Raymond Bouderau, a producer of films including “Bill & Ted Face the Music,”...

Raymond Bouderau, a producer of films including “Bill & Ted Face the Music,” and Jacqueline Jewitt were arrested on Dec. 6, 2022.  Credit: James Carbone

A complicated set of romantic relationships and a girlfriend’s “jealousy” led a Hollywood producer to burglarize two residences and steal more than $1 million in property in September 2022, a Suffolk prosecutor said during opening arguments in his trial Wednesday.

Raymond Bouderau, 50, of Manhattan, a producer of several films, including “Bill & Ted Face the Music,” is on trial before State Supreme Court Justice John Collins in Riverhead for first-degree grand larceny, second-degree burglary and fifth-degree conspiracy.

Assistant Suffolk County District Attorney Kieran Rogers told the jury Bouderau conspired with girlfriend, Jacqueline Jewett, in the “targeted attack” of a wealthy Sag Harbor woman who was dating Jewett’s former husband. The prosecutor said the burglaries, which included a second residence in Manhattan, were planned after Jewett’s Connecticut home was burglarized in August 2022 and Bouderau convinced her that her former husband and his girlfriend were behind it.
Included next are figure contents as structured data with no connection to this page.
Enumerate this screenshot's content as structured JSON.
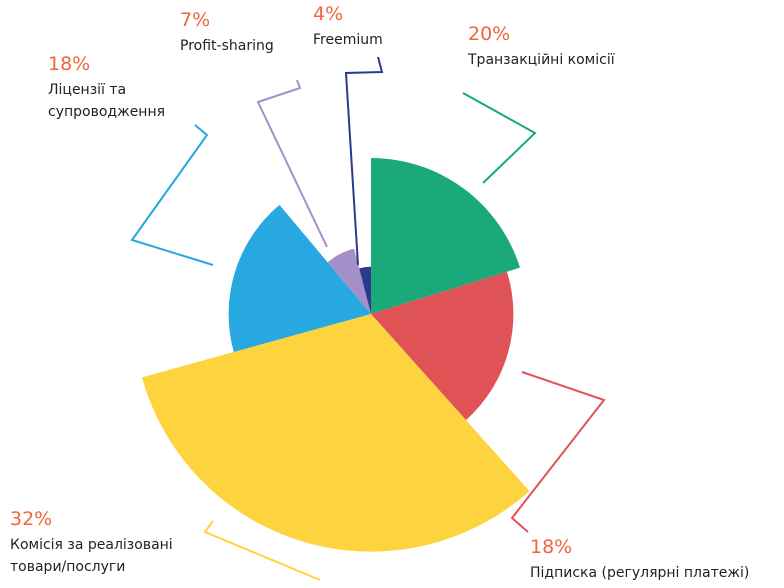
{
  "chart_data": {
    "type": "pie",
    "categories": [
      [
        "Транзакційні комісії"
      ],
      [
        "Підписка (регулярні платежі)"
      ],
      [
        "Комісія за реалізовані",
        "товари/послуги"
      ],
      [
        "Ліцензії та",
        "супроводження"
      ],
      [
        "Profit-sharing"
      ],
      [
        "Freemium"
      ]
    ],
    "values": [
      20,
      18,
      32,
      18,
      7,
      4
    ],
    "value_labels": [
      "20%",
      "18%",
      "32%",
      "18%",
      "7%",
      "4%"
    ],
    "colors": [
      "#1ba97a",
      "#df5357",
      "#fdd43d",
      "#27a8e0",
      "#a58fc9",
      "#2c3a8e"
    ],
    "label_color": "#f0663a"
  }
}
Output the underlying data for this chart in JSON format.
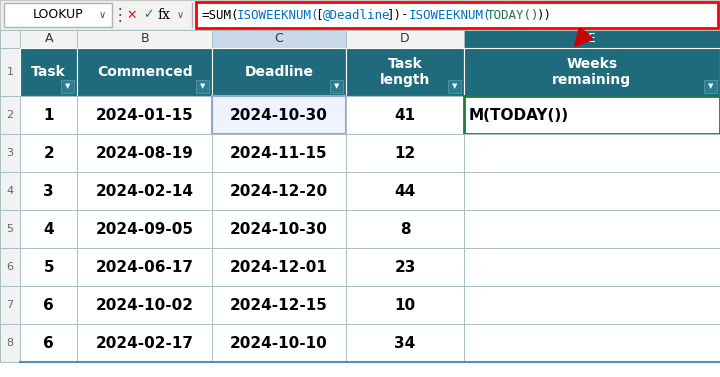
{
  "name_box": "LOOKUP",
  "formula_segments": [
    [
      "=SUM(",
      "#000000"
    ],
    [
      "ISOWEEKNUM(",
      "#0070C0"
    ],
    [
      "[",
      "#000000"
    ],
    [
      "@Deadline",
      "#0070C0"
    ],
    [
      "])",
      "#000000"
    ],
    [
      "-",
      "#000000"
    ],
    [
      "ISOWEEKNUM(",
      "#0070C0"
    ],
    [
      "TODAY()",
      "#217346"
    ],
    [
      "))",
      "#000000"
    ]
  ],
  "col_letters": [
    "A",
    "B",
    "C",
    "D",
    "E"
  ],
  "col_props": [
    0.082,
    0.192,
    0.192,
    0.168,
    0.366
  ],
  "headers": [
    "Task",
    "Commenced",
    "Deadline",
    "Task length",
    "Weeks remaining"
  ],
  "rows": [
    [
      "1",
      "2024-01-15",
      "2024-10-30",
      "41",
      "M(TODAY())"
    ],
    [
      "2",
      "2024-08-19",
      "2024-11-15",
      "12",
      ""
    ],
    [
      "3",
      "2024-02-14",
      "2024-12-20",
      "44",
      ""
    ],
    [
      "4",
      "2024-09-05",
      "2024-10-30",
      "8",
      ""
    ],
    [
      "5",
      "2024-06-17",
      "2024-12-01",
      "23",
      ""
    ],
    [
      "6",
      "2024-10-02",
      "2024-12-15",
      "10",
      ""
    ],
    [
      "6",
      "2024-02-17",
      "2024-10-10",
      "34",
      ""
    ]
  ],
  "header_bg": "#1F6B7C",
  "header_text_color": "#FFFFFF",
  "grid_color": "#A8BFC4",
  "top_bar_bg": "#F2F2F2",
  "fig_bg": "#FFFFFF",
  "row_num_bg": "#F2F2F2",
  "col_header_bg": "#F2F2F2",
  "col_header_e_bg": "#1F6B7C",
  "col_header_c_bg": "#C8D8E8",
  "col_header_e_tc": "#FFFFFF",
  "selected_c2_bg": "#EEF3FF",
  "selected_c2_border": "#8AAAD4",
  "selected_e2_border": "#1F7A3C",
  "arrow_color": "#CC0000",
  "formula_border_color": "#FF0000",
  "cell_font_size": 11,
  "header_font_size": 10
}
“He told Jacqueline Jewett that he knew how to get back at them,” Rogers said at the start of the trial. “He knew how to cut wires. He knew how to sidestep security. He knew how to block cameras. He knew how to jam Wi-Fi signals.”

Rogers, who is trying the case along with fellow Assistant District Attorney Sean Buckley, said the evidence at trial will show Bouderau drove away from the Sag Harbor residence with “$1 million in cash, approximately $500,000 in jewelry, coolers, bags, an AR-15 rifle, a pistol” and a “very luxurious wine collection of over 200 bottles” all recovered from Bouderau’s home. Some of the items recovered featured the alleged victim’s name, Rogers said.

Prosecutors said license plate readers and video surveillance footage led investigators to Bouderau and that cellular location data linking Bouderau to the two residences on the night of the burglaries helped them build their case, along with text messages between him and Jewett.

“I have a present for you. Come to the city and get it,” Rogers said Bouderau texted Jewett the day after the burglaries.

Jewett, a mother of six children who had been married for 30 years, is cooperating with prosecutors and will testify at trial, Rogers said.

Bouderau’s defense attorney, Jonathan Manley, of Hauppauge, said Jewett’s version of events surrounding the burglary changed after prosecutors offered her “a way out” from a possible 30-year prison sentence. His client has maintained his innocence ever since his arrest in December 2022, he said.

“Ray said, ‘I didn’t do that,’ and he’s been saying the same thing for over a year,” Manley said.

The defense attorney instead asked the jury to pay careful attention to testimony about the actions of the alleged victim in the case in the aftermath of the burglary, suggesting she sought “millions of dollars” from her insurance company before she knew for certain she had been burglarized.

“She hadn’t stepped foot into the house,” Manley said. “She had no idea what happened.”

The trial is expected to continue Thursday.